Olive Cooke ‘overwhelmed’ by donor requests after data sharing between charities, report says

A 92-year-old who killed herself after suffering from depression and insomnia was feeling “overwhelmed” by charity requests made possible by data sharing between charities, a report has said.

| 20th Jan 16
Default CDN Image A 92-year-old who killed herself after suffering from depression and insomnia was feeling "overwhelmed" by charity requests made possible by data sharing between charities, a report has said.

A 92-year-old who killed herself after suffering from depression and insomnia was feeling “overwhelmed” by charity requests made possible by data sharing between charities, a report has said.

Olive Cooke’s details were on file with 99 charities and in one year she received 466 mailings, the Fundraising Standards Board (FRSB) found, due to the widespread sharing of Mrs Cooke’s personal details by charities she supported.

The FRSB’s investigation into charity fundraising practices commenced on 18th May 2015 after the media reported links between Mrs Cooke’s death and the high volume of fundraising approaches she received. Mrs Cooke’s family later stated that charities had nothing to do with her death, but that she had indeed been distressed by the high number of approaches she was receiving from charities, particularly in the post.
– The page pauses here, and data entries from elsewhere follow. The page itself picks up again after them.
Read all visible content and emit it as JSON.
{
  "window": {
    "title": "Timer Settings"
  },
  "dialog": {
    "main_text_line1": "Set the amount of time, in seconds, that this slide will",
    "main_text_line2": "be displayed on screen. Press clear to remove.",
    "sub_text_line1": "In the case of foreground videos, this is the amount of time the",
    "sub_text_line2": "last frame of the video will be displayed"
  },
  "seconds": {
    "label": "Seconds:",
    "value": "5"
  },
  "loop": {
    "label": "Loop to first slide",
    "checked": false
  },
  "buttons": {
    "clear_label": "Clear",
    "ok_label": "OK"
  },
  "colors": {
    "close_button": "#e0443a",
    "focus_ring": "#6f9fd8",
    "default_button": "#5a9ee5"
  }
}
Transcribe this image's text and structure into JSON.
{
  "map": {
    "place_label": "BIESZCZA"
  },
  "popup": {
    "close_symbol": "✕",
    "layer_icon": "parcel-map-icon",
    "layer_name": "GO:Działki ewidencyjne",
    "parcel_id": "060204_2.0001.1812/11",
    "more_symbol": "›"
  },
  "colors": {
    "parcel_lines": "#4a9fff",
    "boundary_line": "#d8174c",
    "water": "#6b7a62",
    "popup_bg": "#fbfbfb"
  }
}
Today’s report also summarises complaints about charity fundraising received by the Fundraising Standards Board in the weeks that followed Mrs Cooke’s death.


Generous supporter

The investigation found that Mrs Cooke had been a generous charity supporter, giving to at least 88 charities in her lifetime.  Of the 1,442 charities that participated in the FRSB’s investigation, 99 had Mrs Cooke’s details on file – 19 began contacting her prior to the year 2000 and a further 80 charities had begun corresponding with her since then, with 32 charities initiating contact in the past five years.

With each charity sending Mrs Cooke an average of around six mailings each year, the total number of mailings from the charities in the FRSB’s sample more than trebled from 119 in the year 2000 to a peak of 466 in 2014. The FRSB recognises that the actual amount of mail she is likely to have received from all charities may have been as much as six times higher, according to an interview she conducted with The Bristol Post on 30th October 2014.

A total of 24 of the 99 charities had passed on Mrs Cooke’s contact details to another organisation and seven in ten had obtained her contact details from a third party (such as a fellow charity or commercial data supplier/list broker). The FRSB’s investigation found that Mrs Cooke’s details were held on donor lists maintained by 22 separate commercial data suppliers.


Insufficient procedures

The investigation also identified insufficient opt out procedures in place to enable Mrs Cooke to remove her details from future mailings.

Only 14 of the 99 charities that corresponded with Mrs Cooke offered her the specific opportunity to opt out of future mailings via a tick box in each communication. The large majority required donors to contact the charity proactively and ask to be removed from future mailings.


High volume of complaints

In the three weeks that followed the news of Mrs Cooke’s death (15 May to 5 June 2015), the FRSB received 384 complaints about charity fundraising. Of the complaints received:

  • 70% related to direct mail activity;
  • 42% addressed the frequency of charity communications;
  • 35% were specific to fundraising approaches made to the elderly or vulnerable people;
  • 16% were about how consent is given for charities’ use of contact data, with concerns that the current opting out measures for charity communications was unclear.


The FRSB published these findings in an interim report in June 2015, prompting substantial changes to the Institute of Fundraising’s professional standards for fundraisers (the Code of Fundraising Practice) later that year. As a result of these changes, charities must now provide clear opportunities to opt out of further fundraising approaches in every written communication and forthcoming changes will ban charities from sharing data without express consent.

Andrew Hind, chair of the Fundraising Standards Board, said: “Mrs Cooke’s experience demonstrates the inevitable consequences of a fundraising regime where charities have been willing to exchange or sell the personal details of donors to each other, and to commercial third parties. But Mrs Cooke was not alone. Her experiences were echoed in the many complaints that the FRSB received following her death.”


Welcome findings

Following the publication today of the investigation report, chief executive of the Institute of Fundraising, Peter Lewis, said: “We welcome the FRSB’s report today following the tragic death of Mrs Olive Cooke who was such a generous supporter of so many causes. We are glad that the FRSB has recognised that the changes agreed to the Code of Fundraising Practice will improve fundraising standards to help to avoid people feeling overwhelmed with approaches from charities in future.

“Fundraising is essential to the good work that charities carry out across the country. We will work to support charities and individual fundraisers to rebuild trust of the public and long-term support from donors.”

Suzanne McCarthy, independent chair of the IoF’s Standards Committee added: “The report highlights several of the important changes that the Standards Committee made over the summer to the Code of Fundraising Practice following the FRSB’s interim report.

“These will help to ensure that people have more control over the contact they have with charities.  The Code bans the selling of supporters’ information.  The Committee will continue to look at ways to improve the Code.